As for the issue of petroleum products, it conveniently states: “India produces a relatively small part of its domestic requirement of petroleum products. It is a large importer of these products. Therefore, export of POL products from India is banned. Earlier, under a special and highly concessional regime certain quantities of these products were exported to Nepal. That regime has lapsed.” The said regime was the trade and transit treaty, the lapse of which on March 23, 1989 had led to the tightening of the Nepal-India border.
Colonial and punitive
As with relations between most neighbours, the truth is always somewhere in between. Thus, while Nepal rightly complained about the ‘sudden closure’ of the border (apart from the two mentioned above), India is also far from wrong when it stated: “The border remains open and millions of people move across it at will, without passport or immigration control.” A fact that was true then as it is now.

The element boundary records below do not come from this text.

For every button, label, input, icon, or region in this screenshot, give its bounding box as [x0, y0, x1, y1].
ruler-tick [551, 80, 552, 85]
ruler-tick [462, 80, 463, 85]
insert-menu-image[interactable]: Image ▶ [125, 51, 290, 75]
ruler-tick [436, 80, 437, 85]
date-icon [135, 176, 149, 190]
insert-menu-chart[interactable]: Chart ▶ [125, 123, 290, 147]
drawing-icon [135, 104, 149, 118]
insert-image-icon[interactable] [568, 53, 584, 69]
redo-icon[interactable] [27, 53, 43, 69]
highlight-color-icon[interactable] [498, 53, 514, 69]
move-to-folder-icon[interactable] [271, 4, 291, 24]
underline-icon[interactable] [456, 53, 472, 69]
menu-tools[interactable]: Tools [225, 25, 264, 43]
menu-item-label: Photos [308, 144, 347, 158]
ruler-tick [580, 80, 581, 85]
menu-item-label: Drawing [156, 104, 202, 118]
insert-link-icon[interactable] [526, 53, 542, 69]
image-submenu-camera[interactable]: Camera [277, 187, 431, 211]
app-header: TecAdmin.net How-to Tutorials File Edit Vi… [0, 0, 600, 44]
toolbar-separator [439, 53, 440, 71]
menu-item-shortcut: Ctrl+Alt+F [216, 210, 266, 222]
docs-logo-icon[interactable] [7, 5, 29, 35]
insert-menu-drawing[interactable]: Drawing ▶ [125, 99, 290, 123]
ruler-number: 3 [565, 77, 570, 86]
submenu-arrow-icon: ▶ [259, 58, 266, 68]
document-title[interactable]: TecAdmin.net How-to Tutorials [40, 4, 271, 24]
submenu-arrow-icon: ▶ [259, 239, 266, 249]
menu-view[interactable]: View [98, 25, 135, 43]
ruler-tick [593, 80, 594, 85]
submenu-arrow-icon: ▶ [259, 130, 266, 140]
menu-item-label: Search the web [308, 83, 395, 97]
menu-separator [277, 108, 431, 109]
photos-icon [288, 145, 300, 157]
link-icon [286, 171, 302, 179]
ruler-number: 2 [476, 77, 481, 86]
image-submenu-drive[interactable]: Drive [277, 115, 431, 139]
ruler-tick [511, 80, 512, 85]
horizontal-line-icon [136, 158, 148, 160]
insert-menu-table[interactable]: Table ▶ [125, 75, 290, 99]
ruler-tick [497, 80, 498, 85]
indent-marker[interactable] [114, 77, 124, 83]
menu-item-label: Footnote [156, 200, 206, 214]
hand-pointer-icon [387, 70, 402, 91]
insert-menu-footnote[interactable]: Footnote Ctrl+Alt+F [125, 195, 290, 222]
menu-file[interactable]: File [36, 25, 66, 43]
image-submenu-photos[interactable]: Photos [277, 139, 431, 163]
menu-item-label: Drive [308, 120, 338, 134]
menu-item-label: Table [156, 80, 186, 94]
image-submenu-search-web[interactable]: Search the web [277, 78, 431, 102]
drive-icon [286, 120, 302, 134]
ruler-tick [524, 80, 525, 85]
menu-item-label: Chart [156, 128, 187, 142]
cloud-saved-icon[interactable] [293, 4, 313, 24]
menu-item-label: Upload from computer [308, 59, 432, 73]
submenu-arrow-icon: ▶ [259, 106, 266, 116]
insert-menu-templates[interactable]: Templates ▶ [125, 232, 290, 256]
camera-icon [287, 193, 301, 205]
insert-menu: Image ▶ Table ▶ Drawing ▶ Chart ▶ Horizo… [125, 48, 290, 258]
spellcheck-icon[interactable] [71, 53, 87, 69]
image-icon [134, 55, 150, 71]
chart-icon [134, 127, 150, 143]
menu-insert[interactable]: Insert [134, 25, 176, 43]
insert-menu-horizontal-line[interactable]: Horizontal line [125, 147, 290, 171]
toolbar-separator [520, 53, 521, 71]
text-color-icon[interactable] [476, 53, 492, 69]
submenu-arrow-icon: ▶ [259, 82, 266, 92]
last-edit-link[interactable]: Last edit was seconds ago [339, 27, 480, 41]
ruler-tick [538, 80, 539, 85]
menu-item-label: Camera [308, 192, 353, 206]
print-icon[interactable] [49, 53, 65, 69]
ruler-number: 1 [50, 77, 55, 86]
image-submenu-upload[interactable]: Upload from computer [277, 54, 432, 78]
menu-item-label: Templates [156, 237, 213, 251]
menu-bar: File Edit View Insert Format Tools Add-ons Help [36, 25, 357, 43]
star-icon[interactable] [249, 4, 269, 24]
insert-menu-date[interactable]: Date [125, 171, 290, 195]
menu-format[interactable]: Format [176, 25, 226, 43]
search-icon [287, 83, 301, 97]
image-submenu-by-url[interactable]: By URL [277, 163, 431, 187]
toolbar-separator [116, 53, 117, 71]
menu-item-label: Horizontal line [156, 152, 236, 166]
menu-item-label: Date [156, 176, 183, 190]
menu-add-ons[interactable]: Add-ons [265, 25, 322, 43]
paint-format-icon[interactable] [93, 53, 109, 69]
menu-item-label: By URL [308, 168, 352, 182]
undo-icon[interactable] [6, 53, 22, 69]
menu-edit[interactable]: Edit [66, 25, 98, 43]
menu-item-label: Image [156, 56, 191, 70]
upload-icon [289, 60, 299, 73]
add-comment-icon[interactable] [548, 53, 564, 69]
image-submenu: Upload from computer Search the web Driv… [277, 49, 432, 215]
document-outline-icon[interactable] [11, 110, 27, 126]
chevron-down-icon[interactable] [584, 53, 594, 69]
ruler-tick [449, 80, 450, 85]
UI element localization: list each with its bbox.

Even if the Indian establishment will never admit that what happened then and is going on now is an embargo, there is broad agreement among scholars, including Indians, that Nepal was being subjected to what is euphemistically called ‘economic statecraft’. In fact, the blockade 25 years ago features as one of seven case studies in a recent book entitled Economic Statecraft and Foreign Policy: Sanctions, Incentives, and Target State Calculations by J.F. Blanchard and N.M. Ripsman. More to the point perhaps is the late Jalal Alamgir in India’s Open-Economy Policy: Globalism, Rivalry, Continuity. He writes that while economic statecraft can be used for political reasons such as promoting democratisation or punishing human rights violations, it has an economic aspect as well. “India’s practice could be described as a soft economic statecraft, geared toward securing new markets and investment, rather than a heavy-handed type that aims at colonial or punitive purposes. (There are exceptions: In 1989-90 India put economic sanctions on Nepal...)”

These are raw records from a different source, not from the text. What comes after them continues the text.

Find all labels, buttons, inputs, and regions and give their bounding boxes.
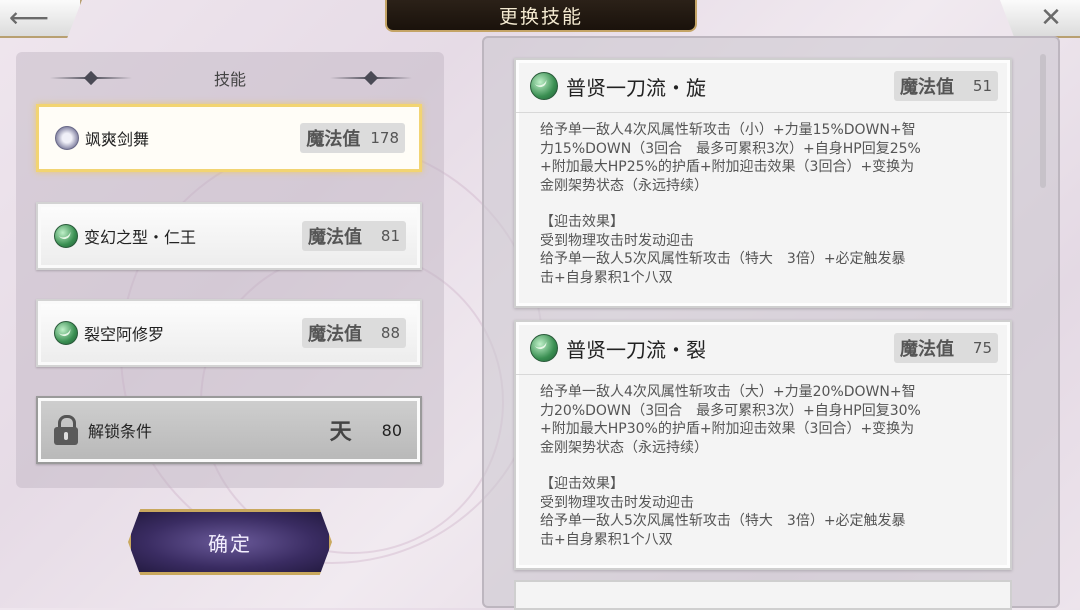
detail-description: 给予单一敌人4次风属性斩攻击（大）+力量20%DOWN+智 力20%DOWN（3…: [516, 375, 1010, 549]
skill-name: 裂空阿修罗: [84, 325, 165, 344]
mp-label: 魔法值: [306, 129, 361, 150]
mp-badge: 魔法值 75: [894, 333, 998, 363]
wind-icon: [530, 72, 558, 100]
detail-title: 普贤一刀流・旋: [566, 75, 706, 100]
mp-label: 魔法值: [900, 77, 954, 98]
detail-header: 普贤一刀流・旋 魔法值 51: [516, 60, 1010, 113]
wind-icon: [54, 224, 78, 248]
desc-line: 金刚架势状态（永远持续）: [540, 177, 708, 194]
skill-card-1[interactable]: 飒爽剑舞 魔法值 178: [36, 104, 422, 172]
unlock-condition-label: 解锁条件: [88, 422, 153, 441]
page-title: 更换技能: [385, 0, 697, 32]
desc-line: 给予单一敌人5次风属性斩攻击（特大 3倍）+必定触发暴: [540, 251, 906, 267]
desc-line: 金刚架势状态（永远持续）: [540, 439, 708, 456]
flower-icon: [55, 126, 79, 150]
mp-label: 魔法值: [900, 339, 954, 360]
mp-label: 魔法值: [308, 324, 362, 345]
unlock-value: 80: [381, 420, 402, 440]
desc-line: 受到物理攻击时发动迎击: [540, 494, 694, 511]
section-ornament-left: [50, 77, 132, 79]
detail-scrollbar[interactable]: [1040, 54, 1046, 188]
mp-badge: 魔法值 88: [302, 318, 406, 348]
locked-skill-card[interactable]: 解锁条件 天 80: [36, 396, 422, 464]
detail-description: 给予单一敌人4次风属性斩攻击（小）+力量15%DOWN+智 力15%DOWN（3…: [516, 113, 1010, 287]
desc-line: 力20%DOWN（3回合 最多可累积3次）+自身HP回复30%: [540, 402, 921, 419]
detail-header: 普贤一刀流・裂 魔法值 75: [516, 322, 1010, 375]
mp-badge: 魔法值 51: [894, 71, 998, 101]
desc-line: 击+自身累积1个八双: [540, 531, 673, 548]
desc-line: 给予单一敌人5次风属性斩攻击（特大 3倍）+必定触发暴: [540, 513, 906, 529]
section-label: 技能: [213, 70, 246, 89]
mp-value: 81: [380, 227, 400, 245]
close-button[interactable]: ✕: [1000, 0, 1080, 38]
mp-value: 178: [370, 129, 399, 147]
counter-heading: 【迎击效果】: [540, 476, 624, 492]
back-button[interactable]: ⟵: [0, 0, 82, 38]
desc-line: 击+自身累积1个八双: [540, 269, 673, 286]
skill-name: 变幻之型・仁王: [84, 228, 197, 247]
mp-badge: 魔法值 81: [302, 221, 406, 251]
mp-label: 魔法值: [308, 227, 362, 248]
desc-line: 受到物理攻击时发动迎击: [540, 232, 694, 249]
detail-title: 普贤一刀流・裂: [566, 337, 706, 362]
wind-icon: [530, 334, 558, 362]
mp-value: 88: [380, 324, 400, 342]
back-arrow-icon: ⟵: [8, 1, 50, 34]
wind-icon: [54, 321, 78, 345]
skill-name: 飒爽剑舞: [85, 130, 150, 149]
counter-heading: 【迎击效果】: [540, 214, 624, 230]
lock-icon: [54, 415, 78, 445]
section-ornament-right: [330, 77, 412, 79]
close-icon: ✕: [1040, 3, 1062, 33]
confirm-button[interactable]: 确定: [128, 509, 332, 575]
desc-line: +附加最大HP25%的护盾+附加迎击效果（3回合）+变换为: [540, 159, 915, 175]
skill-card-2[interactable]: 变幻之型・仁王 魔法值 81: [36, 202, 422, 270]
desc-line: 力15%DOWN（3回合 最多可累积3次）+自身HP回复25%: [540, 140, 921, 157]
mp-value: 75: [972, 339, 992, 357]
skill-detail-card-2: 普贤一刀流・裂 魔法值 75 给予单一敌人4次风属性斩攻击（大）+力量20%DO…: [514, 320, 1012, 570]
skill-card-3[interactable]: 裂空阿修罗 魔法值 88: [36, 299, 422, 367]
desc-line: +附加最大HP30%的护盾+附加迎击效果（3回合）+变换为: [540, 421, 915, 437]
skill-detail-card-1: 普贤一刀流・旋 魔法值 51 给予单一敌人4次风属性斩攻击（小）+力量15%DO…: [514, 58, 1012, 308]
unlock-symbol: 天: [329, 420, 352, 445]
desc-line: 给予单一敌人4次风属性斩攻击（大）+力量20%DOWN+智: [540, 384, 916, 400]
skill-detail-card-3: [514, 580, 1012, 610]
mp-badge: 魔法值 178: [300, 123, 405, 153]
desc-line: 给予单一敌人4次风属性斩攻击（小）+力量15%DOWN+智: [540, 122, 916, 138]
mp-value: 51: [972, 77, 992, 95]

In his Asian Survey summation of events from 1989, Niranjan Koirala concludes that “the problem was mostly due to the government’s own misdoings and intransigence and could have been avoided or at least minimised.” While that is again largely true in this instance, and India may be using sanctions to promote greater democratisation of Nepal’s polity, particularly in relation to Madhesis, given the proximity of the two countries it can also smack of the colonial and the punitive.